Enfin, la Banque centrale (BC) souffre d’un problème de crédibilité et/ou de réputation. Les économistes comme le marché mesurent, entre autres, la crédibilité et/ou la réputation d’une banque centrale au regard de son indépendance. A propos de cette indépendance, Kyayima Muteba et Kiliku Mchozi ont construit l’indice de l’indépendance de la Banque centrale (IBC) depuis l’indépendance du pays en 1960 jusqu’à maintenant. Cet indice varie entre 0 et 1 ; 0 étant le niveau le plus bas et 1 le plus haut niveau de l’indépendance de la Banque centrale. Selon cet indice, la BCC a atteint son plus haut niveau d’indépendance en 2002, avec une note de 0,68 sur 1. Et depuis, elle n’a plus évolué. Dit autrement, la BCC a évolué sur le cinquantenaire comme une banque centrale non indépendante. Sa faible crédibilité peut être également observée par l’écart important entre le taux moyen interbancaire et le taux directeur de la banque centrale. En des termes différents, le marché ne suit pas forcément le signal de cette dernière.
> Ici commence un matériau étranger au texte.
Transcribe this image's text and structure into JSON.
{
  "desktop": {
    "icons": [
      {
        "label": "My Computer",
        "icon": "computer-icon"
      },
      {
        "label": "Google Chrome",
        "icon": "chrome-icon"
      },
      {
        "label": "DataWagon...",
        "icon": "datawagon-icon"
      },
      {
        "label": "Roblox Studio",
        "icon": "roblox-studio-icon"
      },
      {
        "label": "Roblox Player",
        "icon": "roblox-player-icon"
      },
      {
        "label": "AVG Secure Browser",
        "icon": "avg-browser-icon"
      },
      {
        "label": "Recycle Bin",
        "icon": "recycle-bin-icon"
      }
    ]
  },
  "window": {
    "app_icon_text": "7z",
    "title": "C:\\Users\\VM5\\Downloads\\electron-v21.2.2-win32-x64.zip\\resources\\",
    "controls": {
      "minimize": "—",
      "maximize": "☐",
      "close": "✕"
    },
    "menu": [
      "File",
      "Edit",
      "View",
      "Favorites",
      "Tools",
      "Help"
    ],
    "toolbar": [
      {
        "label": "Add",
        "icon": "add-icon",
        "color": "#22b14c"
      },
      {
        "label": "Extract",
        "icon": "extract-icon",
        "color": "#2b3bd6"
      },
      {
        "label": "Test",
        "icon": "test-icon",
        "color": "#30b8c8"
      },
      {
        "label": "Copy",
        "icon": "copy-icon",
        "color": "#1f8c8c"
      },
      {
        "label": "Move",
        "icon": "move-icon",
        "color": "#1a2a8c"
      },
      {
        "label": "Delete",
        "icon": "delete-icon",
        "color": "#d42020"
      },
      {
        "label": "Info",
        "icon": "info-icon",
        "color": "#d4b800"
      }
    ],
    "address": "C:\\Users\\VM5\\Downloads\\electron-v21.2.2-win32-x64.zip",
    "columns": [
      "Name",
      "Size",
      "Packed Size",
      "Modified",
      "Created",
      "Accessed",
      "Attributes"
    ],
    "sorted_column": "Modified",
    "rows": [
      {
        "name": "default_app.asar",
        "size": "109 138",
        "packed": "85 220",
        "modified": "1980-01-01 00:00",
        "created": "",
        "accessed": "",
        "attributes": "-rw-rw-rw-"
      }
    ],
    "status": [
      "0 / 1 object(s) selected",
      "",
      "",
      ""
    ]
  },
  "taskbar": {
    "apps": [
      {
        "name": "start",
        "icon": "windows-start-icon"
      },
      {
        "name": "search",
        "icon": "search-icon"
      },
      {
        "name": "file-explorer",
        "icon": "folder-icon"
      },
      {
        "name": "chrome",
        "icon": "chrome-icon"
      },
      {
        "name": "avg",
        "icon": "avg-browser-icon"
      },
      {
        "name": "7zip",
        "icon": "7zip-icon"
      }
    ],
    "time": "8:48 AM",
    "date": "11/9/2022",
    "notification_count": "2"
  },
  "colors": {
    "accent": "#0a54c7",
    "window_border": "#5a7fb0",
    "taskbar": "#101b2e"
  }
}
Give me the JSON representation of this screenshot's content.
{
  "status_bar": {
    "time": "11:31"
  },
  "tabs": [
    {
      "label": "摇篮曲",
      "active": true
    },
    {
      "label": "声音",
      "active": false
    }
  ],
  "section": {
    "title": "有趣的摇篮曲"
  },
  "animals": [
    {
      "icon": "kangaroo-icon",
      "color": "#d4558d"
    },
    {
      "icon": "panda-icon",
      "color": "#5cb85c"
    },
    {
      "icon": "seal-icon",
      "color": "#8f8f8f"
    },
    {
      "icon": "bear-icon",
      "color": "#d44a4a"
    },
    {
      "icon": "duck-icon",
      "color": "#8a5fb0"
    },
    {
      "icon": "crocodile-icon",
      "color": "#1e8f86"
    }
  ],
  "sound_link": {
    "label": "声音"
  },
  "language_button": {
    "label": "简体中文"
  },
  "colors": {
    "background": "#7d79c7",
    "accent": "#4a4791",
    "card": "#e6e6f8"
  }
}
En somme, la Banque centrale du Congo ne doit pas s’endormir sur ses lauriers, car elle a encore énormément de travail à entreprendre. Nous avons seulement évoqué quatre défis. Du reste, elle doit donc continuer à confirmer son indépendance, à l’améliorer et la pérenniser, car gagner en crédibilité constitue, pour elle, des arguments non négligeables dans la lutte contre la volatilité mais aussi contre la dollarisation de l’économie.

Oasis Kodila Tedika.

Références :

Kodila Tedika, O. «Banques commerciales et croissance économique en RDCongo: Une modélisation causale », à paraître.

Kyayima Muteba et Kiliku Mchozi (2011), « Contribution à la mesure de l’indépendance de banque centrale et ses effets sur la performance économique », UNIKIN Working Paper.

Sasse Kembe, « Dollarisation, inflation et incertitude en R.D.CONGO: une modélisation hétéroscédastique », à paraître.